Different senses of scale create different travel expectations

Raymond Chen

A friend of mine had a business meeting near London, and he decided to extend it to a tour of Scotland and England once the meetings were over. (This is the same friend who took me on the emergency vacation many years ago.) His plan was to rent a car early one morning and drive from the meeting location all the way up to Aberdeen at one go, then slowly work his way back south, enjoying the sights along the way. He sanity-checked his plan against his colleagues from Great Britain. “I looked it up on multiple online mapping sites, and they all say that the trip from London to Aberdeen is doable in a day. I take motorway X, then Y, then Z. Does this make sense to you?” Every single one of his colleagues said, “Oh, no. You can’t do it in a day. You should budget two days travel time.” My colleague was curious. Is the motorway really congested? “Not particularly.” Is the road unusually difficult to navigate, or is the road in poor condition? Something that would prevent me from traveling at the posted speed limit? “No, the roads are just fine, and driving is straightforward.” He asked several other questions trying to find out what it was about the trip that required it to take two days.
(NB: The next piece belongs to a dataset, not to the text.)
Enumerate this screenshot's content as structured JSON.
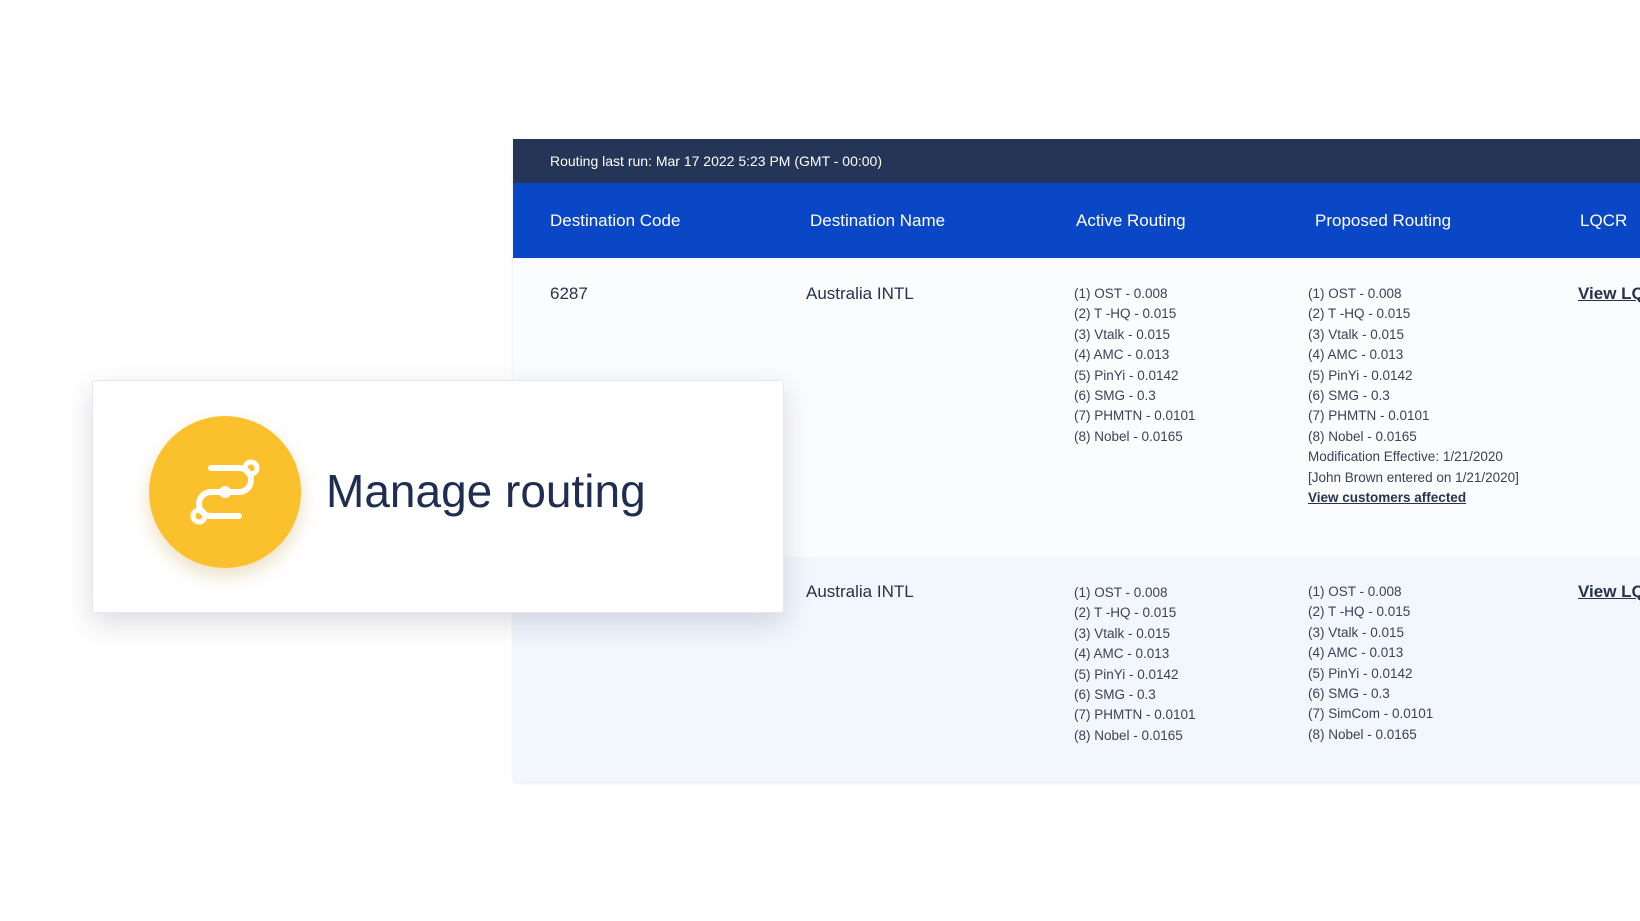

Is there something funny at the England/Scotland border that takes a long time? Do I have to cross a mountain or something? “It just can’t be done in one day.” My colleague concluded that it was simply in the mindset of the locals that driving that far in one day is Just Not Done. There is nothing physically preventing it, but it is considered to be highly unusual. As I recall, he ultimately executed his plan without incident. I wonder if the other drivers on the road looked at him funny. Bonus story: Another friend of mine was staying in Reading, and he decided to take a weekend excursion to Wales. He pulled out the map, calculated how long it would take him, and noted that the map indicated that there were mountains that he needed to cross to reach his destination. He set out with what he thought was plenty of time to spare, but it started getting late, and he still needed to cross the mountains, and he was concerned that the people in Wales would start worrying when he didn’t show up. And then he reached his destination.

He drove over the mountains without even realizing it.